Objective
To evaluate bone marrow changes on knee MRI in patients with 3-to-6 week long period of unloading.
Materials and Methods
MRI knee examinations were performed in 30 patients (14 men, 16 women, aged 20–53 years) at baseline and 5–10 weeks after immobilization of the ipsilateral lower extremity; subsets of patients were examined at additional time points. Ten volunteers (4 men, 6 women; aged 20–50) were studied as control cohort at 2 time points. Bone marrow signal abnormalities were analyzed according to 1) severity, 2) signal alteration relative to hyaline cartilage, 3) morphology, 4) increased vascularity in the knee joint and 5) T1-signal alteration. Spearman rank correlation test (SRC) and Kendall’s tau (KT) were used to compare individual scores.
Results
All 30 patients presented abnormal bone marrow findings after unloading, which reached a peak at 10–25 weeks (P <0.001). These findings decreased within one year (P <0.001).

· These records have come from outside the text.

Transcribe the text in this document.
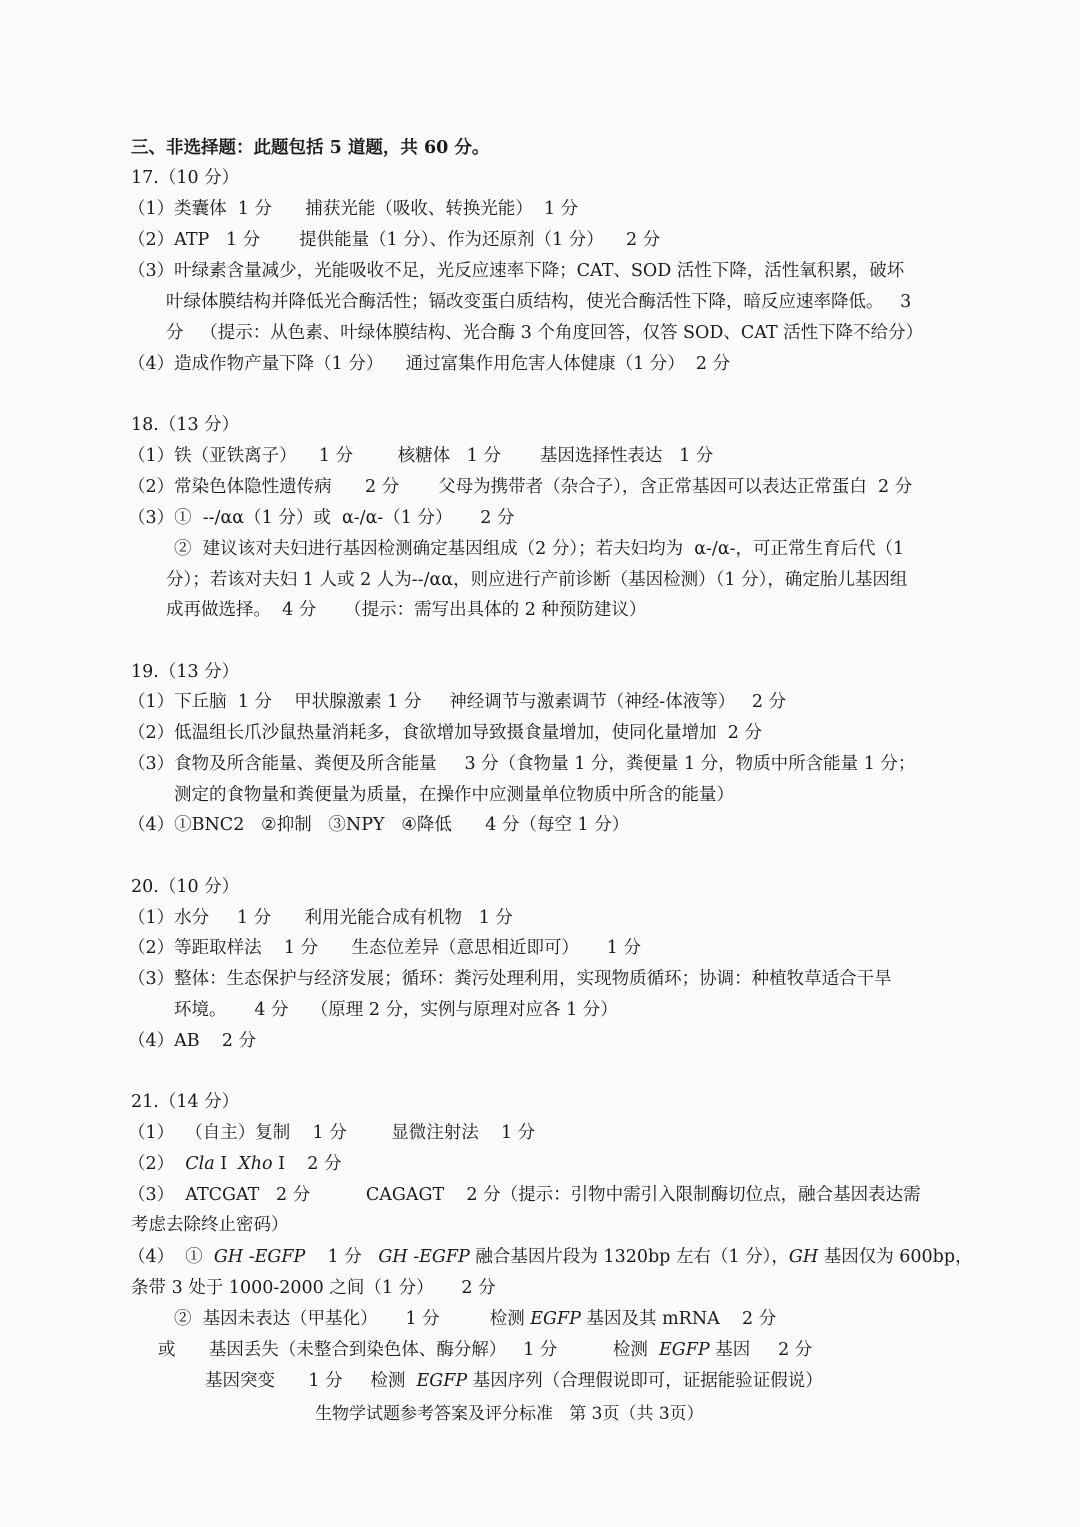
三、非选择题：此题包括 5 道题，共 60 分。
17.（10 分）
（1）类囊体  1 分      捕获光能（吸收、转换光能）  1 分
（2）ATP   1 分       提供能量（1 分）、作为还原剂（1 分）    2 分
（3）叶绿素含量减少，光能吸收不足，光反应速率下降；CAT、SOD 活性下降，活性氧积累，破坏
叶绿体膜结构并降低光合酶活性；镉改变蛋白质结构，使光合酶活性下降，暗反应速率降低。   3
分   （提示：从色素、叶绿体膜结构、光合酶 3 个角度回答，仅答 SOD、CAT 活性下降不给分）
（4）造成作物产量下降（1 分）    通过富集作用危害人体健康（1 分）  2 分
18.（13 分）
（1）铁（亚铁离子）    1 分        核糖体   1 分       基因选择性表达   1 分
（2）常染色体隐性遗传病      2 分       父母为携带者（杂合子），含正常基因可以表达正常蛋白  2 分
（3）①  --/αα（1 分）或  α-/α-（1 分）     2 分
②  建议该对夫妇进行基因检测确定基因组成（2 分）；若夫妇均为  α-/α-，可正常生育后代（1
分）；若该对夫妇 1 人或 2 人为--/αα，则应进行产前诊断（基因检测）（1 分），确定胎儿基因组
成再做选择。  4 分     （提示：需写出具体的 2 种预防建议）
19.（13 分）
（1）下丘脑  1 分    甲状腺激素 1 分     神经调节与激素调节（神经-体液等）   2 分
（2）低温组长爪沙鼠热量消耗多，食欲增加导致摄食量增加，使同化量增加  2 分
（3）食物及所含能量、粪便及所含能量     3 分（食物量 1 分，粪便量 1 分，物质中所含能量 1 分；
测定的食物量和粪便量为质量，在操作中应测量单位物质中所含的能量）
（4）①BNC2   ②抑制   ③NPY   ④降低      4 分（每空 1 分）
20.（10 分）
（1）水分     1 分      利用光能合成有机物   1 分
（2）等距取样法    1 分      生态位差异（意思相近即可）     1 分
（3）整体：生态保护与经济发展；循环：粪污处理利用，实现物质循环；协调：种植牧草适合干旱
环境。     4 分    （原理 2 分，实例与原理对应各 1 分）
（4）AB    2 分
21.（14 分）
（1）  （自主）复制    1 分        显微注射法    1 分
（2）  Cla I  Xho I    2 分
（3）  ATCGAT   2 分          CAGAGT    2 分（提示：引物中需引入限制酶切位点，融合基因表达需
考虑去除终止密码）
（4）  ①  GH -EGFP    1 分   GH -EGFP 融合基因片段为 1320bp 左右（1 分），GH 基因仅为 600bp，
条带 3 处于 1000-2000 之间（1 分）     2 分
②  基因未表达（甲基化）     1 分         检测 EGFP 基因及其 mRNA    2 分
或      基因丢失（未整合到染色体、酶分解）   1 分          检测  EGFP 基因     2 分
基因突变      1 分     检测  EGFP 基因序列（合理假说即可，证据能验证假说）
生物学试题参考答案及评分标准   第 3页（共 3页）
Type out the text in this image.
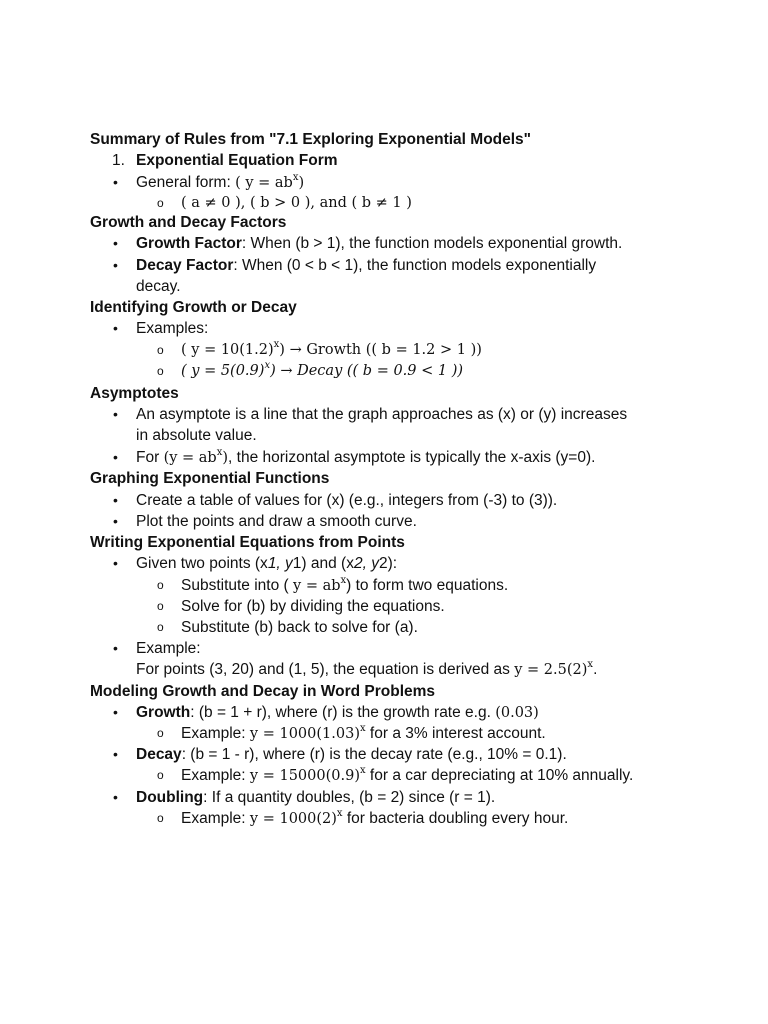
Summary of Rules from "7.1 Exploring Exponential Models"
1. Exponential Equation Form
• General form: ( $y = ab^x$)
o ( a ≠ 0 ), ( b > 0 ), and ( b ≠ 1 )
Growth and Decay Factors
• Growth Factor: When (b > 1), the function models exponential growth.
• Decay Factor: When (0 < b < 1), the function models exponentially
decay.
Identifying Growth or Decay
• Examples:
o ( $y = 10(1.2)^x$) → Growth (( b = 1.2 > 1 ))
o ( $y = 5(0.9)^x$) → Decay (( b = 0.9 < 1 ))
Asymptotes
• An asymptote is a line that the graph approaches as (x) or (y) increases
in absolute value.
• For $(y = ab^x)$, the horizontal asymptote is typically the x-axis (y=0).
Graphing Exponential Functions
• Create a table of values for (x) (e.g., integers from (-3) to (3)).
• Plot the points and draw a smooth curve.
Writing Exponential Equations from Points
• Given two points (x1, y1) and (x2, y2):
o Substitute into ( $y = ab^x$) to form two equations.
o Solve for (b) by dividing the equations.
o Substitute (b) back to solve for (a).
• Example:
For points (3, 20) and (1, 5), the equation is derived as $y = 2.5(2)^x$.
Modeling Growth and Decay in Word Problems
• Growth: (b = 1 + r), where (r) is the growth rate e.g. (0.03)
o Example: $y = 1000(1.03)^x$ for a 3% interest account.
• Decay: (b = 1 - r), where (r) is the decay rate (e.g., 10% = 0.1).
o Example: $y = 15000(0.9)^x$ for a car depreciating at 10% annually.
• Doubling: If a quantity doubles, (b = 2) since (r = 1).
o Example: $y = 1000(2)^x$ for bacteria doubling every hour.
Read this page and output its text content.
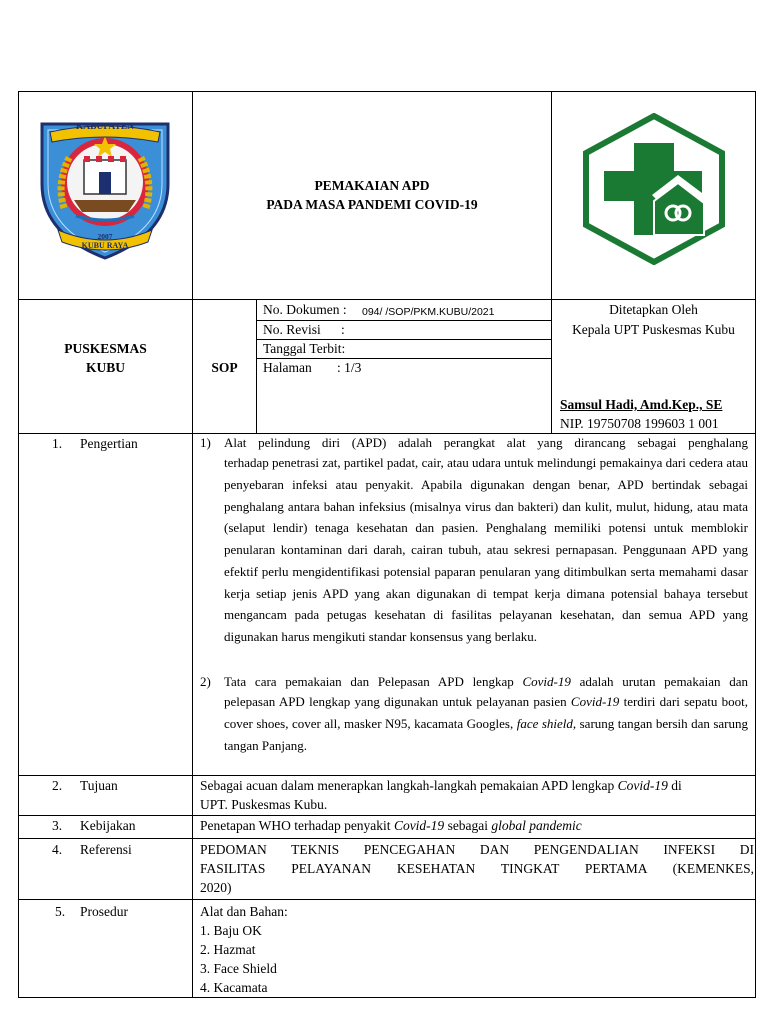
KABUPATEN
2007
KUBU RAYA
PEMAKAIAN APD
PADA MASA PANDEMI COVID-19
PUSKESMAS
KUBU	SOP
No. Dokumen : 094/ /SOP/PKM.KUBU/2021
No. Revisi :
Tanggal Terbit:
Halaman : 1/3
Ditetapkan Oleh
Kepala UPT Puskesmas Kubu
Samsul Hadi, Amd.Kep., SE
NIP. 19750708 199603 1 001
1. Pengertian	1) Alat pelindung diri (APD) adalah perangkat alat yang dirancang sebagai penghalang
terhadap penetrasi zat, partikel padat, cair, atau udara untuk melindungi pemakainya dari cedera atau penyebaran infeksi atau penyakit. Apabila digunakan dengan benar, APD bertindak sebagai penghalang antara bahan infeksius (misalnya virus dan bakteri) dan kulit, mulut, hidung, atau mata (selaput lendir) tenaga kesehatan dan pasien. Penghalang memiliki potensi untuk memblokir penularan kontaminan dari darah, cairan tubuh, atau sekresi pernapasan. Penggunaan APD yang efektif perlu mengidentifikasi potensial paparan penularan yang ditimbulkan serta memahami dasar kerja setiap jenis APD yang akan digunakan di tempat kerja dimana potensial bahaya tersebut mengancam pada petugas kesehatan di fasilitas pelayanan kesehatan, dan semua APD yang digunakan harus mengikuti standar konsensus yang berlaku.
2) Tata cara pemakaian dan Pelepasan APD lengkap Covid-19 adalah urutan pemakaian dan
pelepasan APD lengkap yang digunakan untuk pelayanan pasien Covid-19 terdiri dari sepatu boot, cover shoes, cover all, masker N95, kacamata Googles, face shield, sarung tangan bersih dan sarung tangan Panjang.
2. Tujuan	Sebagai acuan dalam menerapkan langkah-langkah pemakaian APD lengkap Covid-19 di
UPT. Puskesmas Kubu.
3. Kebijakan	Penetapan WHO terhadap penyakit Covid-19 sebagai global pandemic
4. Referensi	PEDOMAN TEKNIS PENCEGAHAN DAN PENGENDALIAN INFEKSI DI
FASILITAS PELAYANAN KESEHATAN TINGKAT PERTAMA (KEMENKES,
2020)
5. Prosedur	Alat dan Bahan:
1. Baju OK
2. Hazmat
3. Face Shield
4. Kacamata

High scores of severity were associated with confluent and patchy patterns of bone marrow (SCR=0.923, P <0.01 and KT= 0.877 P <0.01).
Conclusion
Signal abnormalities of the bone marrow related to unloading are consistent findings and most prominent 10–25 weeks following immobilization when both confluent and patchy hyperintense patterns are present.